Metro Vancouver’s business case to build a second garbage incinerator grossly overestimates electricity revenue and underestimates the project’s costs, according to a report paid for by one of the plan’s biggest critics.
It estimates the net costs could be $800 million to $1.3 billion higher than Metro has estimated over the 35-year life of the new waste-to-energy plant.
The analysis was conducted by consulting firm ICF International and commissioned by waste disposal firm Belkorp Environmental Services, which stands to lose business if a new incinerator is built.
Belkorp operates the Cache Creek landfill – which Metro aims to stop using – and has proposed to build a material recovery facility in Coquitlam that it says could sort more recyclables from what is otherwise garbage.
Metro has assumed BC Hydro will pay $100 per megawatt-hour for the power that would be generated over the full life of the project, but the ICF report warns BC Hydro might renegotiate a much lower rate in 15 years, after Metro pays off its capital investment.
If the power price drops at that point to $43 per megawatt-hour – which Metro now receives at its existing Burnaby incinerator – electricity revenues would shrink by $362 million, the report said.
“One of the really heroic assumptions is the price of electricity that they are going to receive from BC Hydro,” ICF report lead author Seth Hulkower told Coquitlam council Monday.
ICF’s estimate of the lifetime project costs are also 18 per cent higher than Metro’s and it also adds a 15 per cent contingency for operations and maintenance.
Its “downside scenario” estimate of a $1.3-billion cost overrun makes bleaker assumptions than Metro and assumes the regional district must sell electricity on the open market without any fixed price guarantee from BC Hydro.

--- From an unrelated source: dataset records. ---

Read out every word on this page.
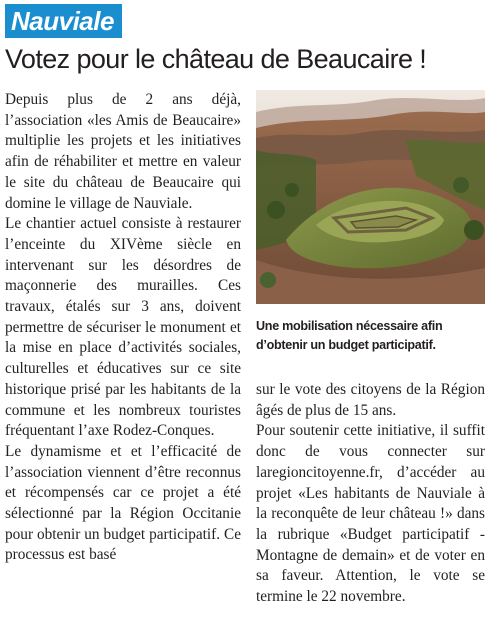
Nauviale
Votez pour le château de Beaucaire !

Depuis plus de 2 ans déjà, l’association «les Amis de Beaucaire» multiplie les projets et les initiatives afin de réhabiliter et mettre en valeur le site du château de Beaucaire qui domine le village de Nauviale.

Le chantier actuel consiste à restaurer l’enceinte du XIVème siècle en intervenant sur les désordres de maçonnerie des murailles. Ces travaux, étalés sur 3 ans, doivent permettre de sécuriser le monument et la mise en place d’activités sociales, culturelles et éducatives sur ce site historique prisé par les habitants de la commune et les nombreux touristes fréquentant l’axe Rodez-Conques.

Le dynamisme et et l’efficacité de l’association viennent d’être reconnus et récompensés car ce projet a été sélectionné par la Région Occitanie pour obtenir un budget participatif. Ce processus est basé

Une mobilisation nécessaire afin d’obtenir un budget participatif.

sur le vote des citoyens de la Région âgés de plus de 15 ans.

Pour soutenir cette initiative, il suffit donc de vous connecter sur laregioncitoyenne.fr, d’accéder au projet «Les habitants de Nauviale à la reconquête de leur château !» dans la rubrique «Budget participatif - Montagne de demain» et de voter en sa faveur. Attention, le vote se termine le 22 novembre.
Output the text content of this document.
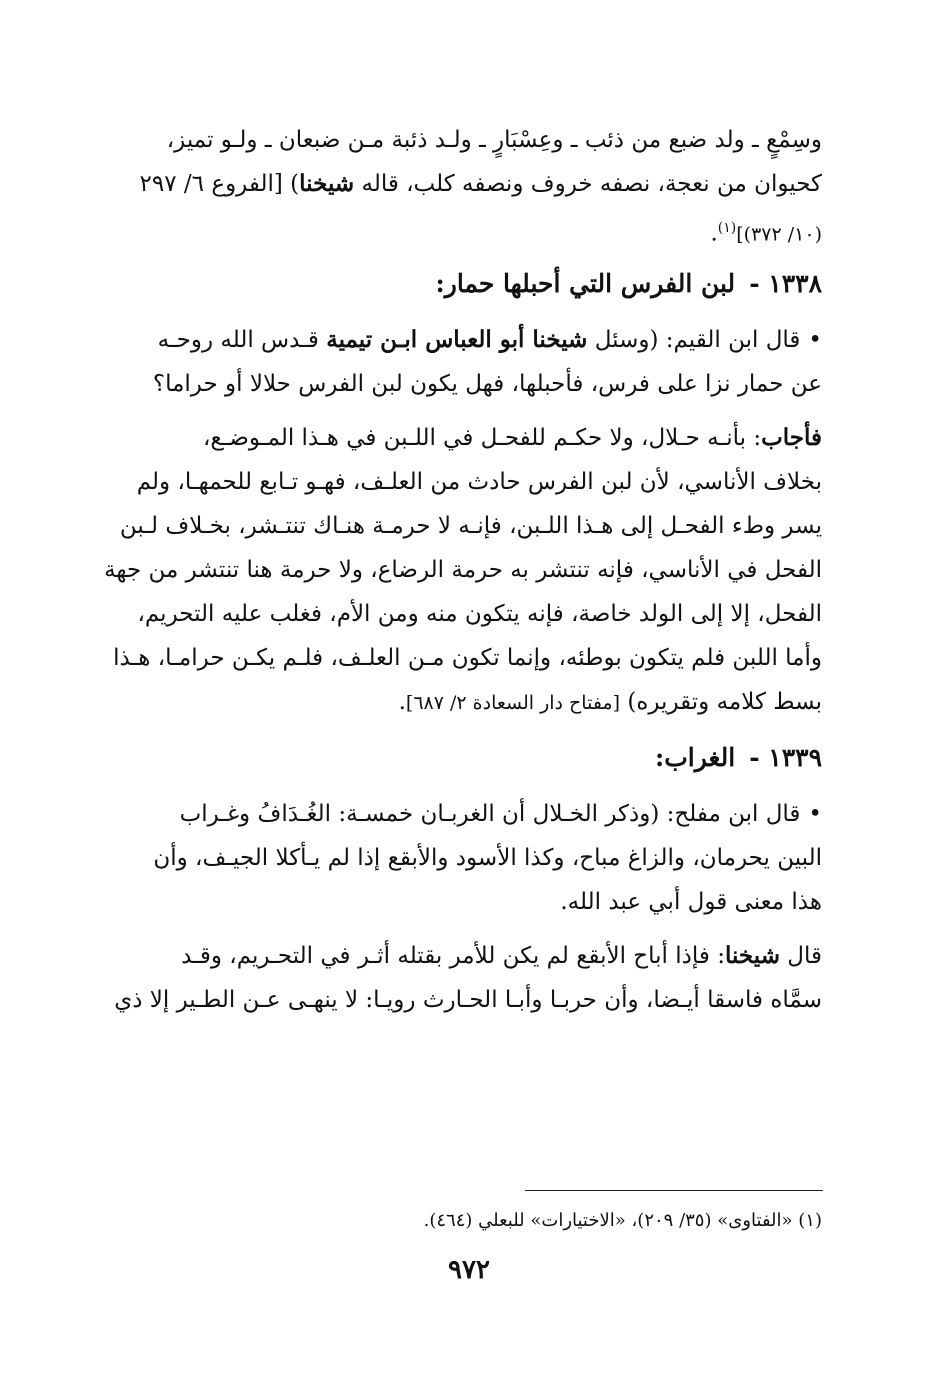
وسِمْعٍ ـ ولد ضبع من ذئب ـ وعِسْبَارٍ ـ ولـد ذئبة مـن ضبعان ـ ولـو تميز،
كحيوان من نعجة، نصفه خروف ونصفه كلب، قاله شيخنا) [الفروع ٦/ ٢٩٧
(١٠/ ٣٧٢)]$^{(١)}$.
١٣٣٨ -لبن الفرس التي أحبلها حمار:
•قال ابن القيم: (وسئل شيخنا أبو العباس ابـن تيمية قـدس الله روحـه
عن حمار نزا على فرس، فأحبلها، فهل يكون لبن الفرس حلالا أو حراما؟
فأجاب: بأنـه حـلال، ولا حكـم للفحـل في اللـبن في هـذا المـوضـع،
بخلاف الأناسي، لأن لبن الفرس حادث من العلـف، فهـو تـابع للحمهـا، ولم
يسر وطء الفحـل إلى هـذا اللـبن، فإنـه لا حرمـة هنـاك تنتـشر، بخـلاف لـبن
الفحل في الأناسي، فإنه تنتشر به حرمة الرضاع، ولا حرمة هنا تنتشر من جهة
الفحل، إلا إلى الولد خاصة، فإنه يتكون منه ومن الأم، فغلب عليه التحريم،
وأما اللبن فلم يتكون بوطئه، وإنما تكون مـن العلـف، فلـم يكـن حرامـا، هـذا
بسط كلامه وتقريره) [مفتاح دار السعادة ٢/ ٦٨٧].
١٣٣٩ -الغراب:
•قال ابن مفلح: (وذكر الخـلال أن الغربـان خمسـة: الغُـدَافُ وغـراب
البين يحرمان، والزاغ مباح، وكذا الأسود والأبقع إذا لم يـأكلا الجيـف، وأن
هذا معنى قول أبي عبد الله.
قال شيخنا: فإذا أباح الأبقع لم يكن للأمر بقتله أثـر في التحـريم، وقـد
سمَّاه فاسقا أيـضا، وأن حربـا وأبـا الحـارث رويـا: لا ينهـى عـن الطـير إلا ذي
(١) «الفتاوى» (٣٥/ ٢٠٩)، «الاختيارات» للبعلي (٤٦٤).
٩٧٢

Metro officials say their business case does not necessarily reflect what the final waste-to-energy project may be.
One project proponent – Lehigh Cement – proposes to retrofit its Delta cement plant to use garbage as fuel, replacing coal and tires it now burns.
“It doesn’t need to sell electricity at all,” Metro board chair Greg Moore said.
The cement plant option may also have considerably lower capital costs than the estimate of around $500 million for an all-new plant.
Other scenarios could see a new waste-to-energy plant located near a densifying urban area where steam could heat surrounding buildings in a district energy system, instead of being converted to electricity for sale.
“It’s not shocking that this report comes from the largest private landfill operator that wants to continue operating their business as a landfill,” Moore said.
Metro’s current plan calls for construction of a new waste-to-energy plant to take up to 370,000 tonnes per year of garbage, an amount it estimates will still require disposal if the region’s recycling rate climbs from 60 per cent to 70 per cent.
But the regional district is expected to re-evaluate its plans in light of the province’s rejection of Bylaw 280, which tried to ban the hauling of garbage out of Metro.
Belkorp vice-president Russ Black said he hopes more mayors and councils around the region push the Metro board to place a moratorium on the incinerator plan in light of the ICF findings.
Councils in Maple Ridge, Pitt Meadows, Coquitlam and Port Moody have previously supported a moratorium.
Black said it’s “completely false” to suggest Belkorp’s aim is to keep taking Metro garbage to its Cache Creek landfill by defeating the incinerator, pointing instead to its NextUse subsidiary’s plan to sort recyclables from garbage.